In June, Em went to Hawaii-- the neatest program a country kid could win, if they truly have an interest in sciences related to agriculture.
She plans to major in biology in college, and the (free) Ag Discovery program for high school students, put on by the USDA's APHIS (Animal and Plant Health Inspection Service) at universities around the country, was right up her alley. She got accepted to the 3 programs she applied to-- and her mom convinced her to pick the Hawaii trip. Why not?
When she returned, she had two school friends out to see the farm. They live in a suburb 25 miles away, where Em attends school.
I don't think they'd ever fed corn to sheep so that they could pet them, before this.
Emily insisted on vegetable gardening this summer, though I'd have skipped that work for a year.
|Emily loves gardening-- weeding! Because it's so satisfying, she says.|
Some were for hobby flocks, some were pets, some were fiber animals, and I was unable to fill a commercial breeder's order for 10-12 Finnsheep ewes.

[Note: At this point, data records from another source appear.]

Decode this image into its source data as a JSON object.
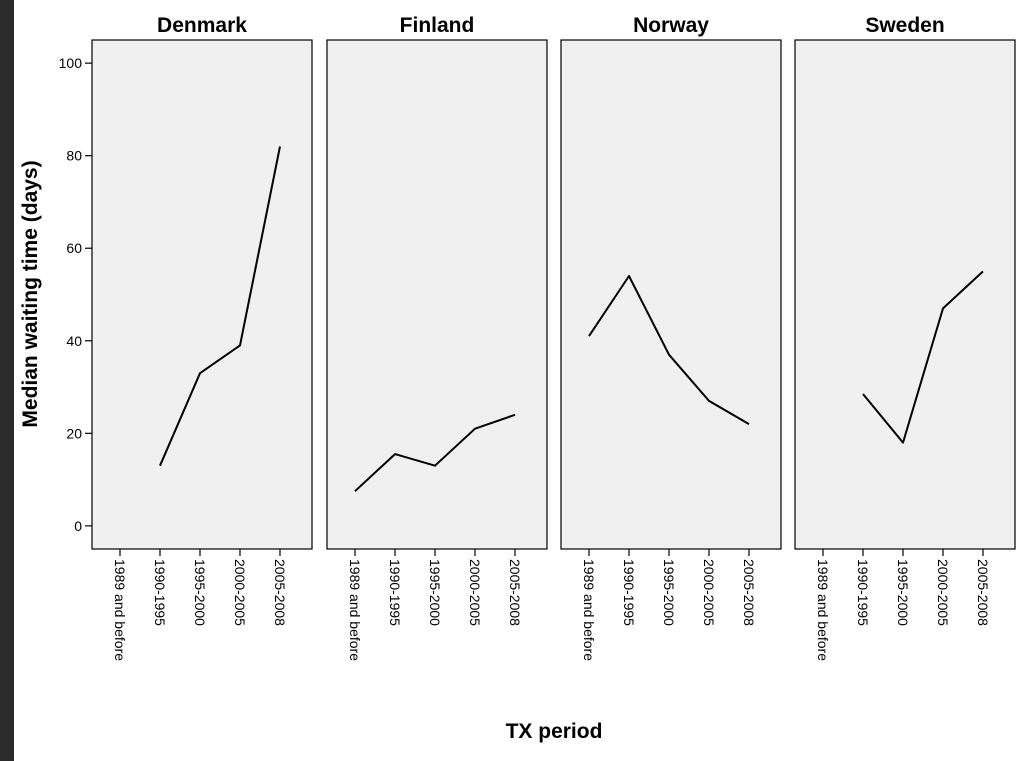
{
  "chart_data": {
    "type": "line",
    "layout": "facets-in-a-row",
    "xlabel": "TX period",
    "ylabel": "Median waiting time (days)",
    "ylim": [
      -5,
      105
    ],
    "yticks": [
      0,
      20,
      40,
      60,
      80,
      100
    ],
    "grid": false,
    "categories": [
      "1989 and before",
      "1990-1995",
      "1995-2000",
      "2000-2005",
      "2005-2008"
    ],
    "colors": {
      "panel_background": "#f0f0f0",
      "line": "#000000"
    },
    "facets": [
      {
        "title": "Denmark",
        "values": [
          null,
          13,
          33,
          39,
          82
        ]
      },
      {
        "title": "Finland",
        "values": [
          7.5,
          15.5,
          13,
          21,
          24
        ]
      },
      {
        "title": "Norway",
        "values": [
          41,
          54,
          37,
          27,
          22
        ]
      },
      {
        "title": "Sweden",
        "values": [
          null,
          28.5,
          18,
          47,
          55
        ]
      }
    ]
  }
}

The buyers are always nice people, and I was happy to send some of my mature animals to good homes. It was our fear that cancer might make us disperse the flock in a hurry, and that often works out badly for the animals.
|My favorite sweet Finn ram, Osmo, went to live with a spinner/shepherd who appreciated his potential. |
Barb took Paavo along with Osmo, and a little Minnesota hay to boot.
We are delighted to have a much smaller flock now, knowing that two mature rams are happy in Iowa, and that my old best friend ewes, Candy and Maple, are clearing a forested homesite up near Canada.
Everyone keep their fingers crossed for Howard's recovery, as we hope for an easier year to come at Little Red Oak Farm!